National Hispanic Heritage Month is a month-long celebration whose timing fits with the national independence days of seven Latin American countries and is a testament to the rich range of cultures and histories of Hispanic Americans in the United States.
For some, National Hispanic Heritage Month, which runs from Sept. 15 to Oct. 15, is a time to shine a spotlight on the lives, contributions, and achievements of Hispanic Americans. For others, it’s an opportunity to applaud and reflect on those who’ve made enormous strides for the inclusion and representation of America’s largest minority group.
For those looking to breathe new life into this annual observance, you may find inspiration from looking at examples of Hispanics in Valley Stream who’ve sought to make better the lives of their community — not least those men and women sitting on school boards or at the top level of school administration.
Hispanic leader Armando Hernandez, District 24 Board of Education trustee, says the diversity of a decision-making body like a school board is tied to its success.
“Our range of races and wide-ranging points of view makes a more effective (school) board” at Valley Stream 24, said Hernandez. “It ensures that our children are getting the best out of our district’s educational resources. So my advice (to Hispanics) is to get involved.”
Hernandez took his seat in 2014 as the sole Hispanic board member on the seven-member board. Now, there are two others.
Hernandez’s Dominican-American family sought a new life in the United States under immigration policies here and in the Dominican Republic that he describes “as callous and set up to discourage immigrants.”
“My parents had to leave behind my then-baby sisters with relatives to establish a home for us here in New York,” said Hernandez, a second-generation immigrant, and father of three boys. “I could not fathom spending even one day, much less a few years” without them in childhood.
“My family’s story is not that dissimilar to that of millions of other families that sacrificed so much to ensure that the future was brighter for their kids, grandkids, and future generations,” he added.
Embracing his heritage while finding his place in the larger fabric of American life did not come easy.
While growing up, Hernandez was met with two big culture shocks. First, as a teenager moving from a predominantly Dominican neighborhood in Washington Heights to a predominantly White neighborhood on Long Island while attending a predominantly Black high school.
Then as a young adult, Hernandez faced the prospect of navigating through the U.S. higher education system as a first-generation college student.
But through this experience, he came away with a passion to “guide the next generation to know the intricacies, importance, and benefits of higher education” regardless of where they’re from.
His roots have always remained a point of pride throughout his life.
“I’m proud Latino culture is one of the main threads in the cultural fabric of America,” he said. “Latino contributions are strong and consistent throughout American music, art, movies, television, and food — oh the delicious food.”
Similar to Hernandez, District 30 superintendent Roxanne Garcia-France, who was raised in an immigrant family of Cuban and Jamaican descent, struggled to find a foothold in the melting pot of America while remaining true to her mixed cultural identity.
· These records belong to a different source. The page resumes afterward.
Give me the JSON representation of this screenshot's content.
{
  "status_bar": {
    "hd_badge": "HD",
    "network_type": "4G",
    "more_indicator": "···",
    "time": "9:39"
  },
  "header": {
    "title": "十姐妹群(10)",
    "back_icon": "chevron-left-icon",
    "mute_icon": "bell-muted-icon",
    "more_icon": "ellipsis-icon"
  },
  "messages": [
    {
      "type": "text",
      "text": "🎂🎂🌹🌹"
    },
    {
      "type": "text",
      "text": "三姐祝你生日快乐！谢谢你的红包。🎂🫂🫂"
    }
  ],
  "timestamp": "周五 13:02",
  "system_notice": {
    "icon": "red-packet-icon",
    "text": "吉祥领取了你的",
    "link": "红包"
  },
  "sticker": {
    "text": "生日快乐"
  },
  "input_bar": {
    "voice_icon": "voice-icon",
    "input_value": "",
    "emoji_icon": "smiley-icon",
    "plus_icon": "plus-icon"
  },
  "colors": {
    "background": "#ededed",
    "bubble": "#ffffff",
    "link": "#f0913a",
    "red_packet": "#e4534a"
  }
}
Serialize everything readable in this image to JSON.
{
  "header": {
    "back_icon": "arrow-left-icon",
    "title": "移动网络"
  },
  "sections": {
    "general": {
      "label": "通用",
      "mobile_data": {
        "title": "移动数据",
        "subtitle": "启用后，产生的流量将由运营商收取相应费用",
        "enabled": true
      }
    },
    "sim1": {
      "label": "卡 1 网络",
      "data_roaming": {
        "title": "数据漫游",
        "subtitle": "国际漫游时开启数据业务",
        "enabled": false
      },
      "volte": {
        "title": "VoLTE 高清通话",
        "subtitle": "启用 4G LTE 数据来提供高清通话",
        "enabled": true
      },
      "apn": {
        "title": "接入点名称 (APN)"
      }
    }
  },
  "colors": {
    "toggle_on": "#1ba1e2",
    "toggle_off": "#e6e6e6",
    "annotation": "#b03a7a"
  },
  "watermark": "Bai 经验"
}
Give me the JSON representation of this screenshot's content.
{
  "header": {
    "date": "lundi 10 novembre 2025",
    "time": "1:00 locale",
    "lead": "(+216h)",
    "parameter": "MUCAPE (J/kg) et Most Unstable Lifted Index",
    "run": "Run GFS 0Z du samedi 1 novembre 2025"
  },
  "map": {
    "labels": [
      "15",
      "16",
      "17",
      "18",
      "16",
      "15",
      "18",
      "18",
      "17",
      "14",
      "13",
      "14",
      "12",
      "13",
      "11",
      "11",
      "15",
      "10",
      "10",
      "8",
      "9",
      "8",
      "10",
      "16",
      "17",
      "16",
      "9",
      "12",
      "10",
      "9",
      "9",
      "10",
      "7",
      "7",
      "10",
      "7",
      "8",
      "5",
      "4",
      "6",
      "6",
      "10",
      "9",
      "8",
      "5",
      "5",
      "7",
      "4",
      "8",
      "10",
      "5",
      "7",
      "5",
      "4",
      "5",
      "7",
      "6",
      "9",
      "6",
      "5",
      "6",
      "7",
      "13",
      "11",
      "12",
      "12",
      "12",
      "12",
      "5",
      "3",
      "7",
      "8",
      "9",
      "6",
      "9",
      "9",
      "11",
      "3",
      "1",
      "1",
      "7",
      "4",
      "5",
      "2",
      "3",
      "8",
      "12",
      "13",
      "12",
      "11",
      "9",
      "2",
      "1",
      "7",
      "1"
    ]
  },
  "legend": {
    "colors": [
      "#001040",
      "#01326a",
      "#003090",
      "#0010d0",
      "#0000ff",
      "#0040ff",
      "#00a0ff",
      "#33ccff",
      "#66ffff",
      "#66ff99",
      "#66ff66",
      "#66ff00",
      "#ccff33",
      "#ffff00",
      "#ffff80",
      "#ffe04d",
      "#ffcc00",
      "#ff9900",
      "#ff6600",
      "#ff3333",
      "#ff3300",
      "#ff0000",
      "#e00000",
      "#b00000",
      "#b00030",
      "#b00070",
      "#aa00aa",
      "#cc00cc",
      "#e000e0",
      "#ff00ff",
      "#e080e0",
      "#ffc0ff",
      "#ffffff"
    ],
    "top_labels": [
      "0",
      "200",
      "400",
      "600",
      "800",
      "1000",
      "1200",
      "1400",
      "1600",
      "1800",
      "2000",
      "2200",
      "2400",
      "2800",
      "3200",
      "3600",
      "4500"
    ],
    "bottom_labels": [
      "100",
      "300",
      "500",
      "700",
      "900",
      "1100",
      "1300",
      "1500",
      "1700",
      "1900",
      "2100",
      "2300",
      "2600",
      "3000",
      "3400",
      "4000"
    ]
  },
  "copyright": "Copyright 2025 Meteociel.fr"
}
Growing up as a second-generation immigrant, fitting in was difficult, said Garcia-France, who felt bothered by her peers for her identity. She grew up speaking two dialects of English – British English and Jamaican Patois.
Pressed to fit in with the rest of her peers, she let go of the familiar sounds of her home dialects and learn to speak American English stocked with its own unique and unfamiliar pronunciations, spelling, figurative language, and grammar rules. The learning curve was steep, but the result paid off.
“Now, I am fluent in three dialects of English,” said Garcia-France, who soon discovered strength and beauty in the complexity of her identity. “As I got older, I learned I had the very best of both worlds because being a second-generation immigrant allowed me to develop cultural perspective and empathy for others.”
“The Cuban culture is influenced by African, Spanish, and Caribbean roots,” said Garcia-France. She feels more connected to her roots through her love of music. “I often listen to Afro-Latino music while playing my congas and dancing.”
As a young girl, she instantly identified with the Cuban American salsa icon, Celia Cruz. When she saw Cruz on a record album cover, she took comfort in the fact that “she looked like me. This helped me embrace my heritage.”
For Garcia-France, National Hispanic Heritage Month offers Hispanics the platform to “honor our authentic identities,” and “when we give our students the permission to do the same, we ignite their passion to reach their fullest potential in becoming the next generation of global leaders.”